Heterosexual controls were found to have significantly higher titers of immunoglobulin G antibody to Pneumocystis carinii than did patients with the acquired immunodeficiency syndrome (AIDS) and P. carinii pneumonitis, human immunodeficiency virus (HIV) antibody-positive or -negative homosexual male "gay bar" patrons, and HIV antibody-positive or -negative commercial plasma donors. The T-helper/T-suppressor lymphocyte ratios of HIV antibody-negative homosexual male gay bar patrons were slightly depressed (mean = 1.31 +/- 0.54) compared with those of heterosexual controls (mean = 1.79 +/- 0.32). In addition to other recognized factors, preexisting humoral as well as cell-mediated immune deficits before infection with HIV may help to explain the prevalence of and morbidity and mortality associated with P. carinii pneumonitis in AIDS patients.

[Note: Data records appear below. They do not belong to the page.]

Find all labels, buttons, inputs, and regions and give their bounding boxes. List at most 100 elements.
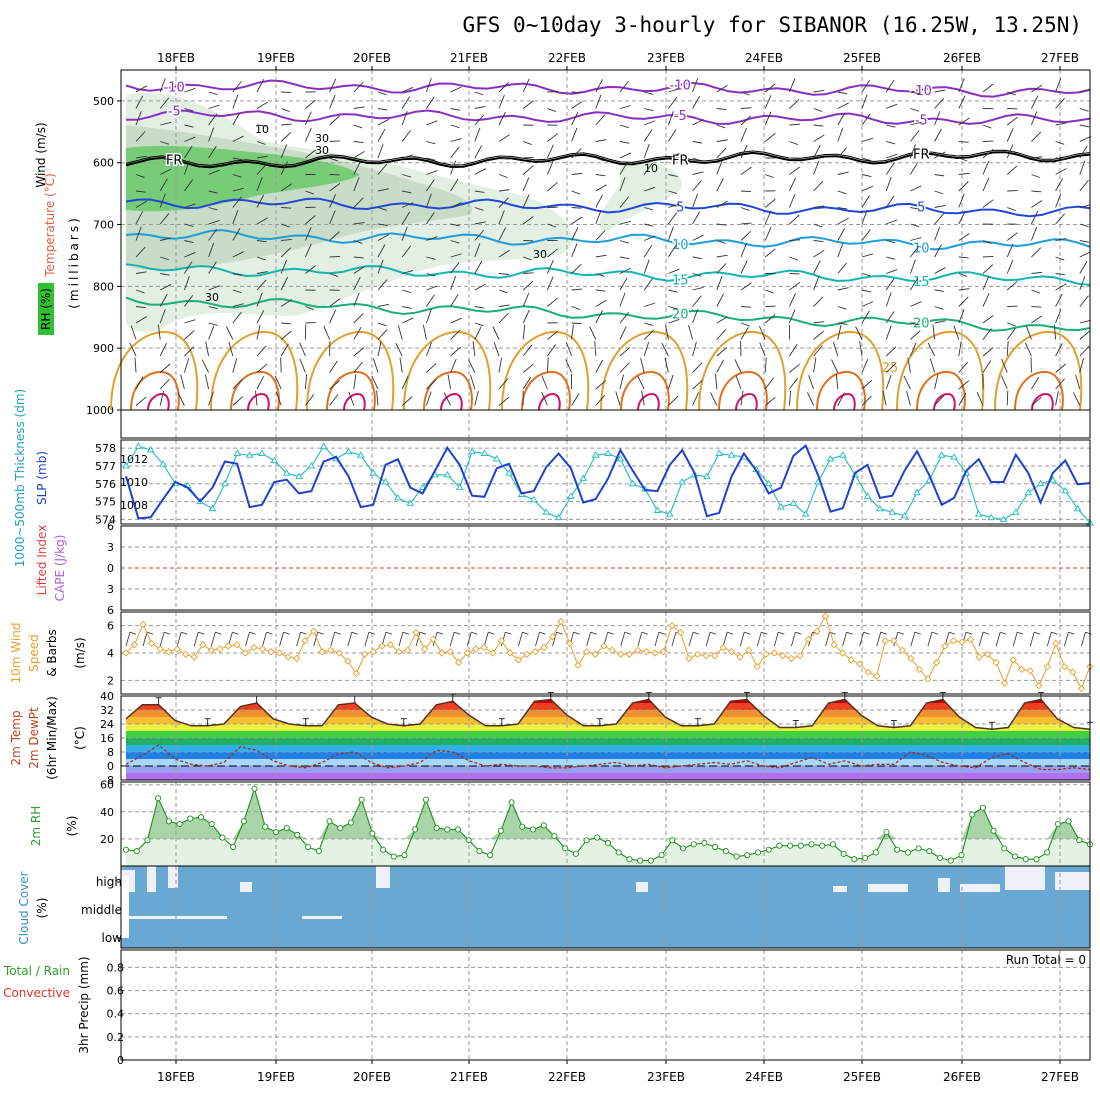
wind-barb (668, 203, 680, 208)
wind-barb (232, 157, 243, 161)
wind-barb (692, 180, 702, 192)
wind-barb (982, 83, 994, 93)
wind-barb (665, 324, 669, 340)
wind10-barb-flag (982, 631, 990, 635)
wind-barb (426, 256, 436, 260)
wind10-barb (705, 632, 711, 647)
wind-barb (498, 197, 509, 208)
wind-barb (1079, 179, 1089, 192)
wind10-marker (804, 635, 813, 643)
wind-barb (135, 155, 147, 159)
wind-barb (837, 91, 848, 95)
wind-barb (256, 345, 267, 357)
wind-barb (1079, 204, 1091, 208)
thickness-marker (876, 504, 884, 512)
surface-temp-contour-inner (423, 370, 473, 411)
wind-barb (668, 244, 677, 258)
wind-barb (1006, 165, 1018, 175)
wind10-marker (480, 643, 488, 652)
wind10-marker (429, 635, 437, 643)
wind10-marker (821, 612, 830, 620)
wind-barb (498, 189, 510, 192)
wind-barb (640, 357, 645, 373)
wind-barb (281, 223, 290, 228)
wind10-barb (517, 632, 523, 647)
wind-barb (256, 177, 263, 192)
wind-barb (644, 186, 656, 192)
wind-barb (1079, 295, 1089, 307)
wind-barb (861, 289, 872, 293)
wind-barb (329, 115, 340, 126)
wind-barb (450, 346, 461, 357)
wind-barb (1079, 88, 1091, 93)
wind10-barb (483, 632, 489, 647)
wind-barb (644, 235, 656, 241)
thickness-tick-label: 578 (95, 442, 116, 455)
wind-barb (232, 174, 242, 178)
thickness-marker (406, 499, 415, 506)
wind10-barb-flag (556, 631, 563, 635)
date-label-bottom: 20FEB (353, 1070, 391, 1084)
wind-barb (299, 342, 306, 357)
wind-barb (886, 256, 896, 260)
wind-barb (547, 344, 556, 357)
wind10-barb (245, 632, 250, 647)
cloud-gap (240, 882, 252, 892)
rh2-marker (733, 853, 740, 860)
label-precip-conv: Convective (3, 986, 70, 1000)
wind-barb (280, 259, 288, 274)
wind-barb (934, 244, 942, 258)
wind-barb (522, 344, 533, 357)
wind10-marker (523, 650, 531, 659)
wind-barb (498, 157, 509, 160)
wind-barb (329, 94, 336, 109)
wind-barb (619, 346, 631, 357)
wind-barb (474, 322, 484, 327)
cloud-gap (127, 916, 227, 919)
wind-barb (692, 193, 699, 208)
wind10-marker (335, 649, 343, 657)
wind10-marker (207, 646, 215, 654)
upper-wind-barbs (129, 78, 1091, 406)
rh2-marker (754, 849, 762, 856)
wind-barb (523, 141, 532, 145)
wind10-barb-flag (709, 631, 717, 635)
wind-barb (134, 357, 137, 373)
wind-barb (329, 78, 337, 93)
cloud-gap (1005, 866, 1045, 890)
wind-barb (425, 391, 432, 406)
thickness-marker (208, 504, 217, 512)
wind-barb (1055, 273, 1066, 276)
wind-barb (353, 361, 363, 373)
wind-barb (619, 80, 629, 93)
wind-barb (740, 306, 751, 308)
wind-barb (523, 256, 532, 261)
wind-barb (498, 174, 508, 178)
wind-barb (1055, 141, 1065, 145)
wind-barb (377, 244, 386, 258)
wind-barb (353, 161, 361, 175)
surface-temp-contour-core (247, 392, 270, 411)
wind-barb (835, 374, 839, 390)
wind-barb (958, 380, 970, 390)
isotherm-line (125, 197, 1091, 218)
wind-barb (595, 157, 605, 162)
rh2-marker (604, 839, 612, 847)
wind-barb (740, 144, 748, 159)
temp-band (126, 724, 1090, 731)
wind-barb (934, 190, 944, 195)
wind-barb (903, 375, 911, 390)
label-rh2: 2m RH (29, 806, 43, 847)
wind-barb (281, 123, 292, 126)
wind-barb (498, 357, 502, 373)
rh2-marker (787, 842, 794, 849)
label-rh2-unit: (%) (65, 816, 79, 837)
wind-barb (1055, 343, 1063, 357)
thickness-marker (727, 451, 736, 458)
wind-barb (329, 360, 338, 373)
wind10-marker (992, 658, 1000, 667)
wind10-barb (347, 632, 353, 647)
wind-barb (934, 289, 945, 292)
wind-barb (885, 292, 892, 307)
wind10-barb (1081, 632, 1086, 647)
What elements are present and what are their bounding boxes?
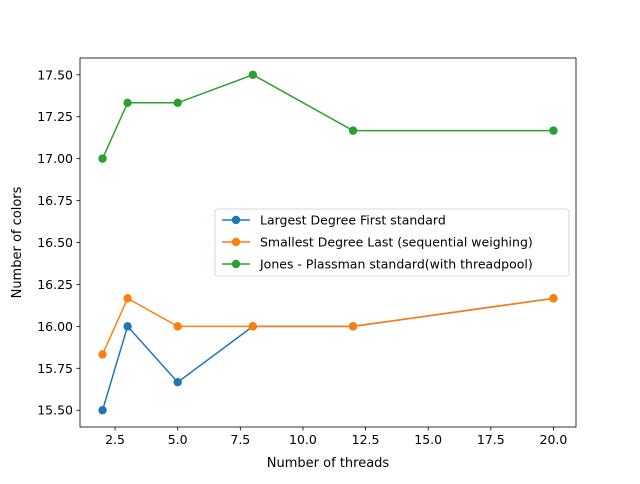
data-point-s2-1 (98, 350, 107, 359)
legend-label-3: Jones - Plassman standard(with threadpoo… (259, 257, 533, 272)
y-tick-label: 17.25 (37, 109, 73, 124)
x-tick-label: 12.5 (352, 432, 380, 447)
y-tick-label: 16.75 (37, 193, 73, 208)
legend-marker-1 (231, 215, 241, 225)
plot-area (98, 70, 558, 415)
data-point-s3-5 (348, 126, 358, 135)
x-tick-label: 17.5 (477, 432, 505, 447)
x-tick-label: 5.0 (168, 432, 188, 447)
axes: 2.5 5.0 7.5 10.0 12.5 15.0 17.5 20.0 15.50 15.75 1… (37, 57, 577, 447)
data-point-s3-1 (98, 154, 107, 163)
data-point-s1-1 (98, 406, 107, 415)
x-tick-label: 20.0 (540, 432, 568, 447)
data-point-s3-4 (248, 70, 258, 79)
y-tick-label: 17.50 (37, 67, 73, 82)
y-axis-title: Number of colors (10, 186, 25, 298)
legend-box (214, 208, 570, 277)
x-tick-label: 2.5 (105, 432, 125, 447)
x-tick-label: 10.0 (289, 432, 317, 447)
y-tick-label: 17.00 (37, 151, 73, 166)
data-point-s3-6 (549, 126, 558, 135)
series-line-3 (101, 74, 554, 159)
y-tick-label: 16.50 (37, 235, 73, 250)
data-point-s2-6 (549, 294, 558, 303)
y-tick-label: 16.00 (37, 319, 73, 334)
data-point-s2-3 (173, 322, 182, 331)
data-point-s3-3 (173, 98, 182, 107)
x-tick-label: 15.0 (414, 432, 442, 447)
legend: Largest Degree First standard Smallest De… (214, 208, 570, 277)
legend-label-1: Largest Degree First standard (260, 213, 446, 228)
y-tick-label: 15.50 (37, 403, 73, 418)
data-point-s2-5 (348, 322, 358, 331)
data-point-s2-2 (123, 294, 132, 303)
data-point-s2-4 (248, 322, 258, 331)
y-tick-label: 15.75 (37, 361, 73, 376)
legend-label-2: Smallest Degree Last (sequential weighin… (260, 235, 533, 250)
y-tick-label: 16.25 (37, 277, 73, 292)
legend-marker-2 (231, 237, 241, 247)
data-point-s1-3 (173, 378, 182, 387)
x-axis-title: Number of threads (267, 456, 390, 471)
data-point-s1-2 (123, 322, 132, 331)
legend-marker-3 (231, 259, 241, 269)
series-line-2 (101, 297, 554, 355)
data-point-s3-2 (123, 98, 132, 107)
x-tick-label: 7.5 (230, 432, 250, 447)
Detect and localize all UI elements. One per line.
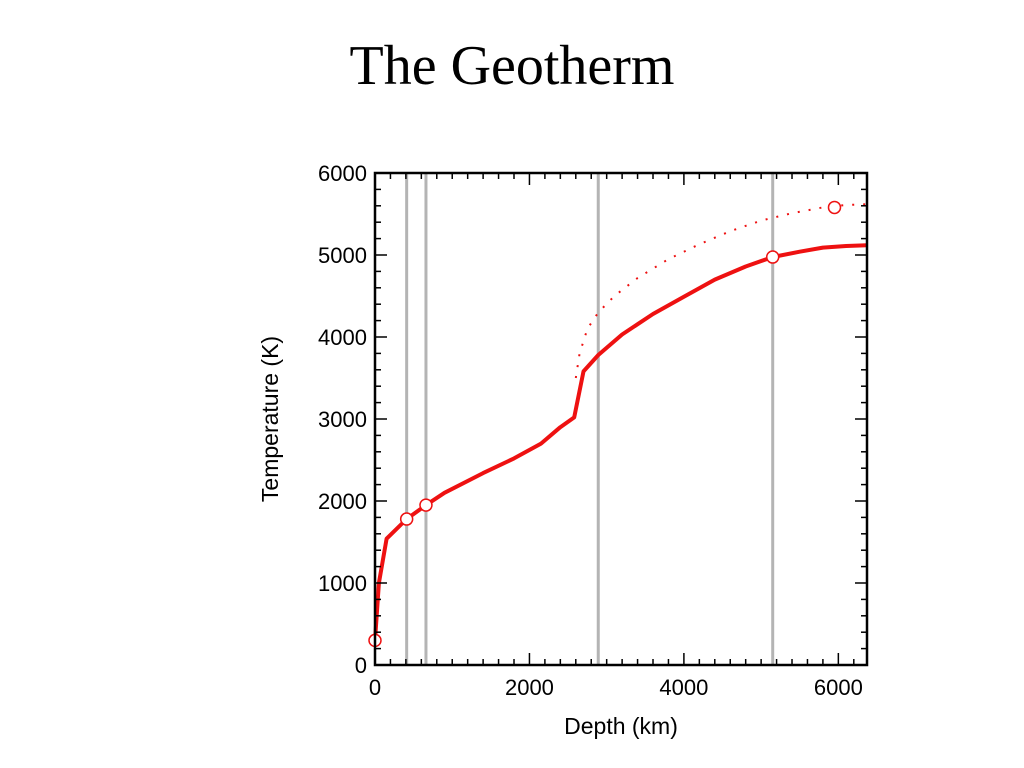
plot-border [373, 171, 869, 667]
tick-labels: 0 2000 4000 6000 0 1000 2000 3000 4000 5000 6000 [318, 161, 863, 700]
slide-title: The Geotherm [349, 35, 675, 97]
y-tick-label: 2000 [318, 489, 367, 514]
y-tick-label: 1000 [318, 571, 367, 596]
data-marker [765, 250, 780, 264]
boundary-lines [405, 173, 775, 665]
y-tick-label: 3000 [318, 407, 367, 432]
series-line-solid [373, 243, 868, 641]
series-lines [373, 203, 868, 641]
data-marker [419, 498, 433, 512]
x-axis-label: Depth (km) [564, 713, 678, 739]
y-tick-label: 6000 [318, 161, 367, 186]
x-tick-label: 4000 [659, 675, 708, 700]
data-markers [368, 200, 842, 648]
series-line-dotted [574, 203, 868, 379]
plot-frame [373, 171, 869, 667]
data-marker [827, 200, 842, 215]
y-axis-label: Temperature (K) [257, 336, 283, 502]
x-tick-label: 6000 [814, 675, 863, 700]
data-marker [399, 512, 414, 526]
x-tick-label: 2000 [505, 675, 554, 700]
x-tick-label: 0 [369, 675, 381, 700]
y-tick-label: 4000 [318, 325, 367, 350]
y-tick-label: 5000 [318, 243, 367, 268]
y-tick-label: 0 [355, 653, 367, 678]
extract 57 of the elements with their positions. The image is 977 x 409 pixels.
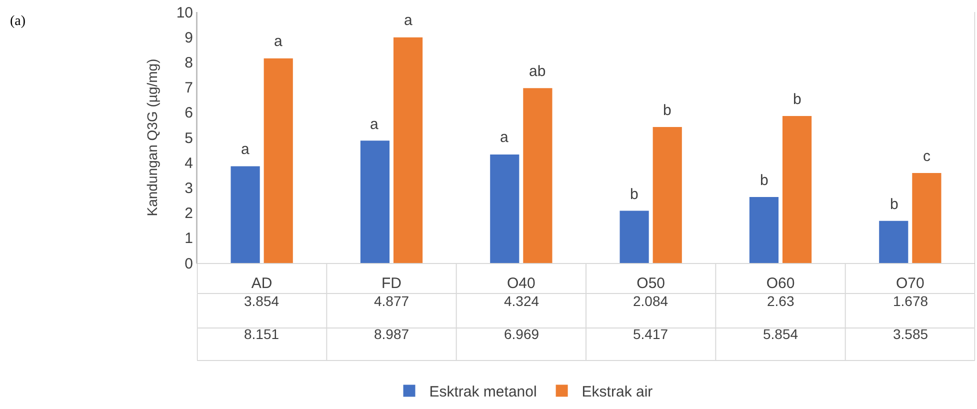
annotation: ab (529, 63, 546, 80)
annotation: a (370, 116, 379, 133)
data-label: 6.969 (504, 326, 540, 342)
x-tick-label: FD (382, 275, 402, 292)
x-tick-label: O40 (506, 275, 536, 292)
data-label: 2.63 (767, 293, 794, 309)
data-label: 3.854 (244, 293, 280, 309)
x-tick-label: O50 (636, 275, 666, 292)
bar (360, 140, 390, 263)
y-tick-label: 7 (184, 80, 193, 97)
bar (490, 154, 520, 263)
y-tick-label: 10 (176, 4, 193, 22)
text: (a) (10, 14, 26, 29)
y-tick-label: 6 (184, 104, 193, 122)
bar (264, 58, 293, 263)
annotation: c (923, 148, 931, 165)
annotation: a (241, 141, 250, 158)
bar (912, 173, 942, 263)
bar (749, 196, 779, 263)
data-label: 2.084 (633, 293, 668, 309)
bar (652, 127, 682, 263)
legend-label: Ekstrak air (582, 384, 653, 401)
annotation: a (404, 12, 413, 29)
data-label: 5.854 (763, 326, 798, 342)
y-axis-title: Kandungan Q3G (µg/mg) (144, 58, 160, 216)
y-tick-label: 8 (184, 54, 193, 72)
y-tick-label: 4 (184, 154, 193, 172)
annotation: b (630, 186, 638, 203)
data-label: 8.987 (374, 326, 410, 342)
y-tick-label: 5 (184, 130, 193, 147)
legend-label: Esktrak metanol (429, 384, 537, 401)
x-tick-label: O70 (896, 275, 924, 292)
bar (782, 116, 812, 263)
data-label: 4.324 (504, 293, 540, 309)
y-tick-label: 9 (184, 29, 193, 46)
data-label: 8.151 (244, 326, 280, 342)
y-tick-label: 3 (184, 180, 193, 197)
annotation: a (274, 33, 283, 50)
y-tick-label: 1 (184, 230, 193, 248)
annotation: b (890, 196, 898, 213)
annotation: b (663, 102, 672, 119)
annotation: b (793, 91, 802, 108)
data-label: 1.678 (893, 293, 928, 309)
bar (523, 88, 552, 263)
data-label: 4.877 (374, 293, 410, 309)
y-tick-label: 2 (184, 205, 193, 222)
x-tick-label: O60 (766, 275, 795, 292)
x-tick-label: AD (251, 275, 272, 292)
bar (230, 166, 260, 263)
annotation: a (500, 129, 509, 146)
y-tick-label: 0 (184, 255, 193, 272)
bar (620, 210, 649, 263)
bar (393, 37, 423, 263)
bar (879, 220, 908, 263)
data-label: 5.417 (633, 326, 668, 342)
data-label: 3.585 (893, 326, 928, 342)
annotation: b (760, 172, 768, 189)
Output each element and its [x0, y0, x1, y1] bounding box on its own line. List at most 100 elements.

结果发现,异性恋对照者针对卡氏肺孢子虫的免疫球蛋白G抗体滴度显著高于获得性免疫缺陷综合征(AIDS)合并卡氏肺孢子虫肺炎患者、人类免疫缺陷病毒(HIV)抗体阳性或阴性的同性恋男性“同性恋酒吧”顾客以及HIV抗体阳性或阴性的商业血浆捐献者。与异性恋对照者(平均值 = 1.79 ± 0.32)相比,HIV抗体阴性的同性恋男性同性恋酒吧顾客的辅助性T/抑制性T淋巴细胞比值略有降低(平均值 = 1.31 ± 0.54)。除了其他已确认的因素外,在感染HIV之前就已存在的体液免疫以及细胞介导的免疫缺陷,可能有助于解释AIDS患者中卡氏肺孢子虫肺炎的患病率及其相关的发病率和死亡率。